Though his mother was no longer there to help him, Niño de Dios now felt his own strength. Araceli had made the final journey five years earlier. Hopefully, thought Niño de Dios, she was now in that highly desirable section of Heaven reserved for the Mothers of Dwarfs.

That same spring Niño de Dios, around the time of Lent, began dressing up as God, wearing a white robe, a rather clean one at that, and a belt of braided leather. When those undeveloped young men gathered again to harass him, Niño de Dios bounded up the few steps of the little church and announced to the village that he had been born into Refugio de María to challenge them, to test their love for Him, for God.

Blasphemy for sure, but the older villagers warned those young men not to bother him further. The villagers were worried, though, or disgusted, or irritated, or ashamed, and they began to ignore Niño de Dios. Wives who formerly had made sure he had ample food and who gave him a few pesos to run simple errands, no longer opened their doors to him; and husbands, who had formerly helped him up onto their horses—his favorite delight in the world—no longer looked at him.

But certainly the most uncomfortable event in Refugio de María that spring was when Serafina’s beautiful daughter Esperanza, who was as perfect in body as Niño de Dios was not, fell in love with him. Indeed, had his handsome head been placed upon the body of a normal man, the whole village might have been in love with Niño de Dios.

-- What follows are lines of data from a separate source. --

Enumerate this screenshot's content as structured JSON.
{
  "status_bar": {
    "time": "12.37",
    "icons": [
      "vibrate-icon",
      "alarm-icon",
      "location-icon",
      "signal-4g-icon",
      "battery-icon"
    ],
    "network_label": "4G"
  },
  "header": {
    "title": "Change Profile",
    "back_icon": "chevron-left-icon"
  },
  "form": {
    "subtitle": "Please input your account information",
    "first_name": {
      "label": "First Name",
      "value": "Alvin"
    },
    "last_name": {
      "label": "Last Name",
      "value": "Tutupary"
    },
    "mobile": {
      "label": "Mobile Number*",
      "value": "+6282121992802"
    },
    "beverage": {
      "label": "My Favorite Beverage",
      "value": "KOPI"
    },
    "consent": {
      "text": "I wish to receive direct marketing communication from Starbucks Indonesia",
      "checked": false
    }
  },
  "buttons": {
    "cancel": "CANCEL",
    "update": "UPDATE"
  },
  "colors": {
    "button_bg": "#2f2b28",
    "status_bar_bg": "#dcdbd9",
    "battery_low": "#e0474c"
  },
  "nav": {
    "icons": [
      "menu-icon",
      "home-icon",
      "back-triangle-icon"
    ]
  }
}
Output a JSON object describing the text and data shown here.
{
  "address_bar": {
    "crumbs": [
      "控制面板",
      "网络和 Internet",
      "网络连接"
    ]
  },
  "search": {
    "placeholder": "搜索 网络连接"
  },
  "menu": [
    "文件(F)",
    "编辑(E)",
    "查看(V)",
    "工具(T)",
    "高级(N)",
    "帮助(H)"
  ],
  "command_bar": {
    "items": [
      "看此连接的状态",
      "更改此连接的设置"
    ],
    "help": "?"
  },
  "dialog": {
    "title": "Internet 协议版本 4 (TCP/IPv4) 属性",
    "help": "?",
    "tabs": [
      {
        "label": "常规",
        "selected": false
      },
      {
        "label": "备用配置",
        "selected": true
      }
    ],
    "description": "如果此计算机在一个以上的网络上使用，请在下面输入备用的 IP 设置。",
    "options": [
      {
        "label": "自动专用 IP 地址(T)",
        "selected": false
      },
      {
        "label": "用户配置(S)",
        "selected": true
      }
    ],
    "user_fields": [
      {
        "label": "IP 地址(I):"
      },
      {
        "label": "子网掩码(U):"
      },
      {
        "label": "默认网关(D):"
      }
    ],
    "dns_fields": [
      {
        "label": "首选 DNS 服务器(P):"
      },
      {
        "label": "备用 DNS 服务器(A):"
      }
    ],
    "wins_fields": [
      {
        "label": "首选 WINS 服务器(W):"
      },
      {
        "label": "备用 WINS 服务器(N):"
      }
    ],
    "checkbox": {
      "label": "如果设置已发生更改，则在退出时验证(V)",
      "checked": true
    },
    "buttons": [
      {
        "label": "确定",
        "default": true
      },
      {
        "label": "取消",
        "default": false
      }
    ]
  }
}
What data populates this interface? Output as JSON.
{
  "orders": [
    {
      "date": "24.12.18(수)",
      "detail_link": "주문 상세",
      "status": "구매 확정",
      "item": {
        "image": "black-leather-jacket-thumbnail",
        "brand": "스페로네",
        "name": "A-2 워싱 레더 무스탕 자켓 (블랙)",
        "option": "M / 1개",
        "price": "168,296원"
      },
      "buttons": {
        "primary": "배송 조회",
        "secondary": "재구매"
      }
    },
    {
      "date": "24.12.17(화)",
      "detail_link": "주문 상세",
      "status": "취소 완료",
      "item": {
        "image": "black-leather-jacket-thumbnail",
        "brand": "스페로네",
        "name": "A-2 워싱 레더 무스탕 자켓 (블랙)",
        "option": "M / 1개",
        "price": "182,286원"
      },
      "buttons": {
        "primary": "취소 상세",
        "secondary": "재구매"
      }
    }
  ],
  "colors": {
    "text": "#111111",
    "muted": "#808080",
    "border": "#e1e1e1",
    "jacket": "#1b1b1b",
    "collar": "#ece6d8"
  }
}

Since he had been a tiny boy, Niño de Dios had often been seen following Esperanza around the village. But now it was often Esperanza who followed Niño de Dios. Every evening, they could be seen on the steps of the church, his head resting sweetly in her lap as she sang to him.

Why Esperanza fell in love with the dwarf was anyone’s guess. Some speculated that Niño de Dios possessed secret powers, perhaps dark ones. Others thought that indeed, he might be a Child of God, a gift to the village. Still others, largely young women, whispered that his manly qualities might extend far beyond his beautiful head.

At any rate, as the angels brushed the earth with their wings, turning it to autumn, one thing was soon evident: Esperanza was pregnant. The husbands (more than one of whom would like to have had Esperanza at his heels) began to gather in the evenings at the Modelorama to drink Sol and to discuss what was the most responsible, and manly, thing to do.

Some said “Kill the little monster, or saint, or whatever he is,” while others, more moderate, cautioned, “Remember, he is, after all, the father of her child, and who else would have her now?” Still others said “Because he claims to be God he should be killed,” to which yet others replied, “But haven’t we always been told to be Godlike?”

The night they gathered together at the plaza to make their final decision, one of the old wives informed them that no one had seen Niño de Dios, nor Esperanza, since dawn.

They couldn’t go far on foot. Had they simply vanished? Had they been set upon by some demented or jealous villager? One of the elders informed them that the only two fine horses in the village as well as the silver communion cup that had served Refugio de María for more than two centuries had also disappeared.

The angels brushed the earth again and autumn turned to winter. Still there was no rain. And no Esperanza and no Niño de Dios. And now it was the Holy Season, and the Fiesta de Guadalupe, and then the nine days before Christmas. Serafina wept as she remembered when Esperanza, as a little girl, had been chosen to play María and ride around the village on a donkey led by a little boy. That had been so long ago.

Now it was Noche Buena…Christmas Eve.

Tonight all of Refugio de María were gathered at the plaza, watching the Heavens and hoping for their return.